Per inciso, i meccanismi dell'orologio, progettati nel 1856 da Edmund Beckett Denison e George Biddell Airy, fecero risuonare per la prima volta a Londra la famosa campana il 31 maggio 1859. Quei meccanismi erano, per l’epoca, estremamente sofisticati. Ed è appena il caso di notare che far funzionare un orologio di 7 metri di diametro e una campana di 13 tonnellate a 96 metri di altezza era cosa assai diversa che far girare un modesto orologio sulla torre ottomana di 40 metri, demolita dagli inglesi.

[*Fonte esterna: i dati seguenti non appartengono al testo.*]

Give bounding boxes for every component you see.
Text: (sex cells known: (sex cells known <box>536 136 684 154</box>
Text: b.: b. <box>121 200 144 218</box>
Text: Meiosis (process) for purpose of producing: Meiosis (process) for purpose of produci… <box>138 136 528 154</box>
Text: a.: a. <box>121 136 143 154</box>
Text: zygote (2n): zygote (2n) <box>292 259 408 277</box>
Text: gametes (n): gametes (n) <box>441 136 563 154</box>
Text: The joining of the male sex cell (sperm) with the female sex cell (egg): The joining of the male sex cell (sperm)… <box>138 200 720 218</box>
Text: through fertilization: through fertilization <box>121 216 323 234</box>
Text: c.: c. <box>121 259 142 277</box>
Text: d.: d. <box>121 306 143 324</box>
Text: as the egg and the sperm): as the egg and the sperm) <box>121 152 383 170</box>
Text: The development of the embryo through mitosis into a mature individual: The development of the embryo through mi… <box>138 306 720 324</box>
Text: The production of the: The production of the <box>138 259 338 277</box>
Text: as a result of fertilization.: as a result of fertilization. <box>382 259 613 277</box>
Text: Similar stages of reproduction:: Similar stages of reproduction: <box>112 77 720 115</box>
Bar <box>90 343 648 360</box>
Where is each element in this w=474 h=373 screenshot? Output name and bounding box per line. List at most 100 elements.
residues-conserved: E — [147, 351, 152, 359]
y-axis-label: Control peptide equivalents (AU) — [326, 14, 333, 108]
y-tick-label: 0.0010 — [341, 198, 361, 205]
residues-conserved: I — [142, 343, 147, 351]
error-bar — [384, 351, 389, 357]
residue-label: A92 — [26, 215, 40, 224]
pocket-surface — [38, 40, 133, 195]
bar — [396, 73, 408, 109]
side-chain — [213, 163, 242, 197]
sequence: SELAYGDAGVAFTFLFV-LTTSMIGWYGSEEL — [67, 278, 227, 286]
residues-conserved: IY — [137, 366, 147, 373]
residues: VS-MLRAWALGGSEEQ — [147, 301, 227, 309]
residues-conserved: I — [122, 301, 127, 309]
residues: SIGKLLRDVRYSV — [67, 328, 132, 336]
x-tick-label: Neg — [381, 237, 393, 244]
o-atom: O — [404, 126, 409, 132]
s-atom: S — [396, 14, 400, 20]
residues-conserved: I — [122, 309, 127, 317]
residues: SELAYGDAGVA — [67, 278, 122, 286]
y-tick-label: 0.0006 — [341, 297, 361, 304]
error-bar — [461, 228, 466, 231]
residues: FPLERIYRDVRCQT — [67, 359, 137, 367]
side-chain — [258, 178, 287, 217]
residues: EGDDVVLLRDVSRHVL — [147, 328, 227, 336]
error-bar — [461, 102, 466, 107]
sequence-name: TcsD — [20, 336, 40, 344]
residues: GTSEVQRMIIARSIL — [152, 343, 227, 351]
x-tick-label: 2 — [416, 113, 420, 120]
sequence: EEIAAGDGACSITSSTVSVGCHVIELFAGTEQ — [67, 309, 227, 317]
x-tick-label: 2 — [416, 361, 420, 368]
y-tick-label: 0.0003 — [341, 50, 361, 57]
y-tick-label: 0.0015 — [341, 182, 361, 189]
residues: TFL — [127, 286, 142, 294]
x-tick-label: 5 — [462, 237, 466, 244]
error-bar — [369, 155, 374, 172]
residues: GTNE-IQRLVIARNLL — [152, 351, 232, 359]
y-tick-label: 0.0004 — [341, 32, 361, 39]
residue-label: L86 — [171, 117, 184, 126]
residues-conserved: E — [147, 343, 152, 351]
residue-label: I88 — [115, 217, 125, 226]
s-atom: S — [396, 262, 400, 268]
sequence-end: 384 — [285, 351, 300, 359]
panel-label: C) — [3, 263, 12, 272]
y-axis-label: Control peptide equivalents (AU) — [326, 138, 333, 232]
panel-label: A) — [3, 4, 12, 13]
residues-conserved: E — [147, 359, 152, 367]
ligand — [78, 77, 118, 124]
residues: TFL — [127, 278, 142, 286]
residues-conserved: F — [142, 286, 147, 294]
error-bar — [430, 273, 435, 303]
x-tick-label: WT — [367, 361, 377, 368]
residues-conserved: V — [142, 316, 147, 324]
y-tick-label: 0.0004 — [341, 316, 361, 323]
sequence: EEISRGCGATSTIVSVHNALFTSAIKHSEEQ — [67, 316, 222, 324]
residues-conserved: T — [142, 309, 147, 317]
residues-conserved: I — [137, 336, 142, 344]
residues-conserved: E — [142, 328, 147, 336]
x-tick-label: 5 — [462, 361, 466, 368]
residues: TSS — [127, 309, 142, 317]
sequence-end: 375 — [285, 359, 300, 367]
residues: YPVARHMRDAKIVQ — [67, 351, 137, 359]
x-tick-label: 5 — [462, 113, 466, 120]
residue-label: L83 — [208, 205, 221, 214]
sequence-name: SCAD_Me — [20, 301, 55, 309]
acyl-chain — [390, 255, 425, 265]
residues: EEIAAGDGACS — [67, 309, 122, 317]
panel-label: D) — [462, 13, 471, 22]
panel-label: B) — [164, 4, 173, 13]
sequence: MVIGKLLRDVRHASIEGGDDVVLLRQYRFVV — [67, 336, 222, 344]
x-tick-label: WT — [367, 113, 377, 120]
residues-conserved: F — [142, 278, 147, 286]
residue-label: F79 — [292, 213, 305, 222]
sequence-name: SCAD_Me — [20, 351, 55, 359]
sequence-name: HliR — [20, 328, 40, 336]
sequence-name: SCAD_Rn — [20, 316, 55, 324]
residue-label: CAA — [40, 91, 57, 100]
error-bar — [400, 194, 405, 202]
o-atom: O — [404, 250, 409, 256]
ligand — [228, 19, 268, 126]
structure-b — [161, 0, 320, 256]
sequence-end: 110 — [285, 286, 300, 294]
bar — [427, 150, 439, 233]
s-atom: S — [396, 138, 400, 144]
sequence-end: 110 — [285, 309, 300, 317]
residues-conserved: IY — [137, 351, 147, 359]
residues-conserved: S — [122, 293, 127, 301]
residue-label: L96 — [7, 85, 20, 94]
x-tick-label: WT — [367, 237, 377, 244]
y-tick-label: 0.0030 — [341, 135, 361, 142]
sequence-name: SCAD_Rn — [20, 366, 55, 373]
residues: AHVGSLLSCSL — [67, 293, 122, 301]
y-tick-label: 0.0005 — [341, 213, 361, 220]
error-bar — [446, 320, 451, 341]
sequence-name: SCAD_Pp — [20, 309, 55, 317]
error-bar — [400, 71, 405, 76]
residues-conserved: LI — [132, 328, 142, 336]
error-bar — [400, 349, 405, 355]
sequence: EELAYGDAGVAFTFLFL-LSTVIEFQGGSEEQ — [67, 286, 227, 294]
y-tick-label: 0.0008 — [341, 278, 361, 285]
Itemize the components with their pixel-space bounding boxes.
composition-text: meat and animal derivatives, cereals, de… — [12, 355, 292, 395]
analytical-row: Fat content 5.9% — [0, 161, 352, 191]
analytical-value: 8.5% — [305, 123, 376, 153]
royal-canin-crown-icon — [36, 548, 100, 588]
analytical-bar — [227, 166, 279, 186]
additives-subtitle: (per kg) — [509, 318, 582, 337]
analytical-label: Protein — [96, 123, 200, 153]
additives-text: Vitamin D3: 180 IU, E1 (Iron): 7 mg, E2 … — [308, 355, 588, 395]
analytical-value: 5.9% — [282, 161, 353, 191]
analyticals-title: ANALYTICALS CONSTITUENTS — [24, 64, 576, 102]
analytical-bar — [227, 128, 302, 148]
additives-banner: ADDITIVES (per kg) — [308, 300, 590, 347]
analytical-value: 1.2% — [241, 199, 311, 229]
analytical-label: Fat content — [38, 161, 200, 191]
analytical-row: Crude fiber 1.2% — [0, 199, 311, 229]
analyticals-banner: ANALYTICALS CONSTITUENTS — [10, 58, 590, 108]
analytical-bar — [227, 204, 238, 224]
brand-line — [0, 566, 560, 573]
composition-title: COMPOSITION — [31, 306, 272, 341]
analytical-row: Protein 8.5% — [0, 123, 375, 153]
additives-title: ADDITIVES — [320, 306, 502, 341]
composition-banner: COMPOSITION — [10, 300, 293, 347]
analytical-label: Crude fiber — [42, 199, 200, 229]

Dunque, come è possibile sostenere che un orologio costruito nel 1856 e in funzione a Londra dal 1859 sia l’orologio “palestinese” depredato dagli inglesi a Gerusalemme sessant’anni dopo? Secca la risposta di Greenfield: il mito dell’orologio palestinese è come l’intero mito della Palestina. Quando sei pronto a credere che la Gerusalemme di Salomone e di Gesù era palestinese, che gli arabi palestinesi sono il vero popolo indigeno originario per il solo fatto che usano il nome di uno scomparso popolo indoeuropeo ripristinato dagli occupanti romani, e che l’invasione di un popolo ebraico alieno ha defraudato i palestinesi della loro indipendenza, allora puoi anche credere che un glorioso orologio da torre “palestinese” è stato trafugato dagli inglesi e oggi viene spacciato per il Big Ben di Londra. “Non esiste un popolo palestinese espropriato dagli ebrei più di quanto il Big Ben sia un orologio estorto ai palestinesi – conclude Greenfield – Entrambe sono fake history, fabbricata sulla base di rancori e narrazioni sconclusionate di cui è stato dimenticato ogni elemento di contesto, mentre rimane reale e concreto l’odio che le ha generate. Quando tutta la tua storia è basata su un falso, puoi credere a tutto”. E come si diceva, forse tutto questo non è né innocuo né innocente come potrebbe sembrare.